VP&S White Coat Ceremony Welcomes Class of 2027

August 15, 2023

The 140 members of the Vagelos College of Physicians and Surgeons Class of 2027 gathered on Aug. 11 at the Armory for the White Coat Ceremony, an annual event at which Columbia’s incoming medical students are welcomed into the profession and cloaked in white coats by faculty members.

Members of the VP&S Class of 2027 are cloaked in their white coats. Photo credit: Eileen Barroso

This year marks the 30th anniversary of the Arnold P. Gold White Coat Ceremony, named to honor the late Arnold P. Gold, MD, professor of neurology and pediatrics, who founded the ceremony at VP&S to reinforce a strong commitment among students to humanistic practice. The importance of humanism in medicine—especially amid societal adversity like climate change, inequity, and threats to social and reproductive justice—was emphasized by Katrina Armstrong, MD, dean of VP&S, who addressed the class.

“The scientific advances that we bring to address the challenges of today have never been greater, but our ability to exercise these advancements feels threatened daily, and our society is in deep need of the healing and compassion that your white coat symbolizes for so many people,” Armstrong said. “You will sit by patients’ bedsides, hold their hands when their world has been turned upside down. The discord vanishes and becomes meaningless. What matters most is that our families are OK, that we take care of the people we love, that we don’t suffer. By donning this white coat, you are taking on a unique role to lead us forward in a time when that level of caring has never been needed more.”

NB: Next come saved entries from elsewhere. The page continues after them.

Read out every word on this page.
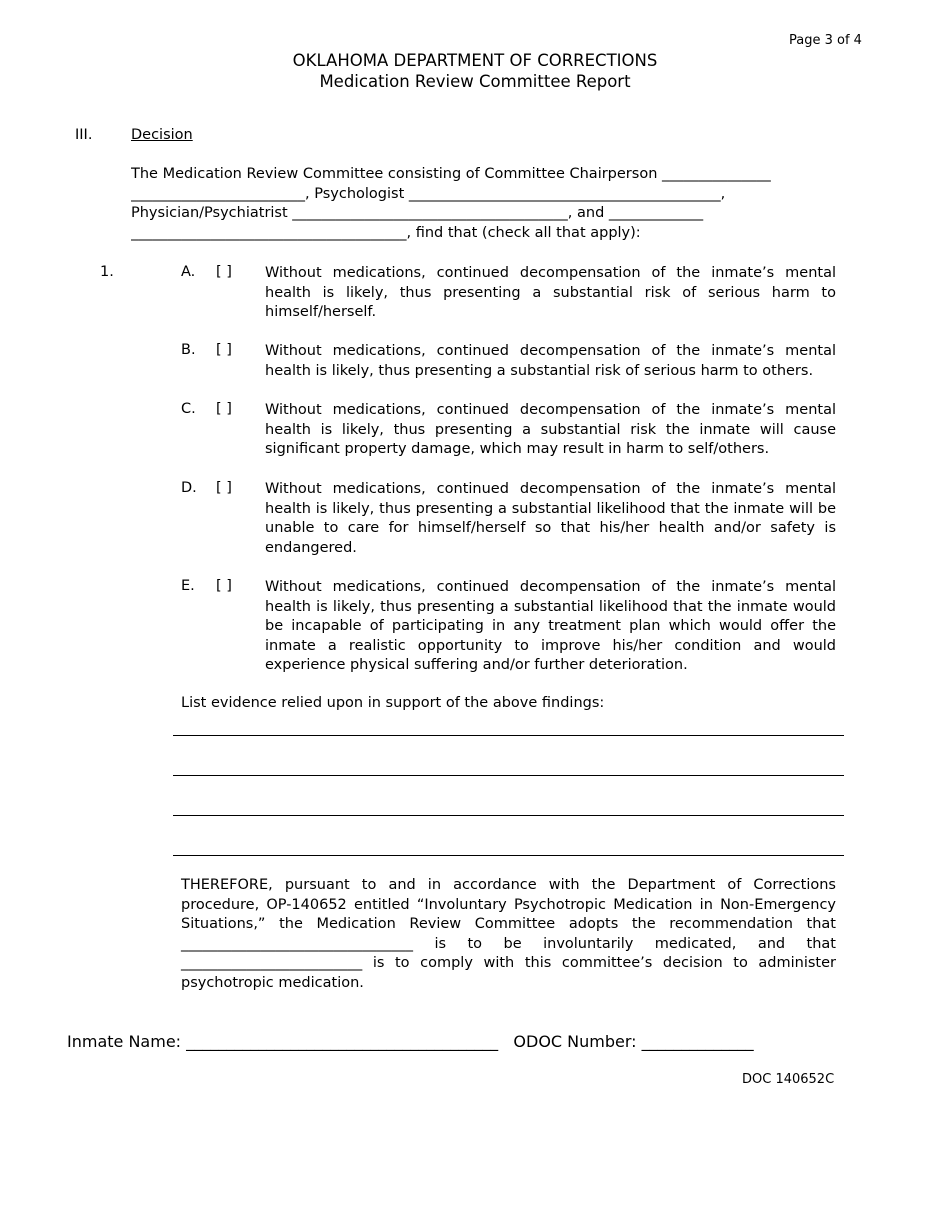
Page 3 of 4
OKLAHOMA DEPARTMENT OF CORRECTIONS
Medication Review Committee Report
III.	Decision
The Medication Review Committee consisting of Committee Chairperson _______________
________________________, Psychologist ___________________________________________,
Physician/Psychiatrist ______________________________________, and _____________
______________________________________, find that (check all that apply):
1.	A. [ ] Without medications, continued decompensation of the inmate’s mental health is likely, thus presenting a substantial risk of serious harm to himself/herself.
B. [ ] Without medications, continued decompensation of the inmate’s mental health is likely, thus presenting a substantial risk of serious harm to others.
C. [ ] Without medications, continued decompensation of the inmate’s mental health is likely, thus presenting a substantial risk the inmate will cause significant property damage, which may result in harm to self/others.
D. [ ] Without medications, continued decompensation of the inmate’s mental health is likely, thus presenting a substantial likelihood that the inmate will be unable to care for himself/herself so that his/her health and/or safety is endangered.
E. [ ] Without medications, continued decompensation of the inmate’s mental health is likely, thus presenting a substantial likelihood that the inmate would be incapable of participating in any treatment plan which would offer the inmate a realistic opportunity to improve his/her condition and would experience physical suffering and/or further deterioration.
List evidence relied upon in support of the above findings:
THEREFORE, pursuant to and in accordance with the Department of Corrections procedure, OP-140652 entitled “Involuntary Psychotropic Medication in Non-Emergency Situations,” the Medication Review Committee adopts the recommendation that ________________________________ is to be involuntarily medicated, and that _________________________ is to comply with this committee’s decision to administer psychotropic medication.
Inmate Name: _______________________________________ ODOC Number: ______________
DOC 140652C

Columbia Medicine on Instagram: "The annual White Coat Ceremony for #ColumbiaMed’s Vagelos College of Physicians and Surgeons (VP&S) took place on August 11, 2023 and welcomed 140 members into the class of 2027.

Students also heard from David D. Ho, MD, the Clyde’56 and Helen Wu Professor of Medicine and professor of microbiology & immunology at VP&S. Ho is the founding scientific director of the Aaron Diamond AIDS Research Center and, since caring for some of the first-known AIDS patients as a young resident, has been at the forefront of AIDS research for 40 years.

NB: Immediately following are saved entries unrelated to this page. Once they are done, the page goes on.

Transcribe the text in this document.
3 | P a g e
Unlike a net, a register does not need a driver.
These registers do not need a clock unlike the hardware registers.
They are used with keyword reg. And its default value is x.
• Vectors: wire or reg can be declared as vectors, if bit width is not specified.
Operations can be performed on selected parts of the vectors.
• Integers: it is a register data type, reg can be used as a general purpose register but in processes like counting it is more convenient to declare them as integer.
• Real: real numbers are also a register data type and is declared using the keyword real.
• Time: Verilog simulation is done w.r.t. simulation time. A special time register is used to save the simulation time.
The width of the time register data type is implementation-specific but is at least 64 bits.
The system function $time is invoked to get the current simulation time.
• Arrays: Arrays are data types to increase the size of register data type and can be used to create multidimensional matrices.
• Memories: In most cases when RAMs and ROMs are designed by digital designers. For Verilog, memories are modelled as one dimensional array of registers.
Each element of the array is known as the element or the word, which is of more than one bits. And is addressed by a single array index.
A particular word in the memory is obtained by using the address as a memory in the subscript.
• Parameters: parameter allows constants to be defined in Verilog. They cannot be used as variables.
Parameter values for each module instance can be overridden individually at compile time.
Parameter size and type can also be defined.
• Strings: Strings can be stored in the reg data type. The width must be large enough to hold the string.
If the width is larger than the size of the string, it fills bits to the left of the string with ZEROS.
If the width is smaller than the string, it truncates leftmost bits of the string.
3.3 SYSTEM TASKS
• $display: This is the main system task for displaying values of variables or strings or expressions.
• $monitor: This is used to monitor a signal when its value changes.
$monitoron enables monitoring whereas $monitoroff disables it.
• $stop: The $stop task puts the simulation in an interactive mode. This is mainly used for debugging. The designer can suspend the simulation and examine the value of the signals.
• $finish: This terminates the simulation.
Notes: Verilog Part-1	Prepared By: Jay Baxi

“Medicine is a noble profession of helping patients, one at a time, one day at a time,” Ho said. “A common refrain is that the practice of medicine has been taken out of the hands of doctors, who are being unduly burdened by bureaucratic red tape. It’s on you as the next generation of doctors to take back our honorable profession. Any one of you could cast a giant shadow on the medical field.”

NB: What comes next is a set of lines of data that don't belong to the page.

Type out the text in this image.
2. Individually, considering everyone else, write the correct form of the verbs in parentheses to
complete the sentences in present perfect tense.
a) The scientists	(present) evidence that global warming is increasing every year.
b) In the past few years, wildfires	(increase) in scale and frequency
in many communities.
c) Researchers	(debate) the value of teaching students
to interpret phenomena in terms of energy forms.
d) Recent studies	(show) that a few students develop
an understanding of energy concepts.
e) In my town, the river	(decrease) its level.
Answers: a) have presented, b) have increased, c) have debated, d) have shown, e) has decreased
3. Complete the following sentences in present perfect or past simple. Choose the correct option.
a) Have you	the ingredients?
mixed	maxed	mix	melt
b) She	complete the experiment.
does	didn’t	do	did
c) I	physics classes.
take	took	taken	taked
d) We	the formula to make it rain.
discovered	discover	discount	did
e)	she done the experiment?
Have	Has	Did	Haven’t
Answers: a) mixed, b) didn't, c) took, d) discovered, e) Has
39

大卫·d·Ho的蕨类植物Feldman Anolick-Gol交付d Foundation Lecture at the VP&S Class of 2027 White Coat Ceremony. Photo credit: Eileen Barroso

After receiving their white coats, members of the Class of 2027 continued a tradition begun by VP&S medical students in 2021 by reciting an oath they wrote themselves. Their words were carefully crafted to update the Hippocratic Oath to better reflect the values they wish to uphold as they enter their medical training.

The new medical students recited their class oath. Photo credit: Eileen Barroso

“We acknowledge that health is inseparable from intersecting identities and social factors,” said the incoming medical students. “I vow to utilize diversity as a powerful asset in medicine by tailoring my care to honor each patient’s unique lived experiences.”

VP&S Class of 2027

The class has 69 men and 71 women.

The class includes 10 students enrolled in the Columbia-Bassett Program, which combines traditional medical education at VP&S in New York City and hospital-based outpatient and inpatient clinical education at Bassett Medical Center in Cooperstown, New York.

The class includes 14 students who will train as physician-scientists in the MD/PhD dual degree program, one student who is entering the accelerated three-year PhD-to-MD program, and two students who are entering the MD-oral and maxillofacial surgery program.

Members of the Class of 2027 come from 33 states and 53 undergraduate institutions. Nine percent of the students are first-generation college graduates.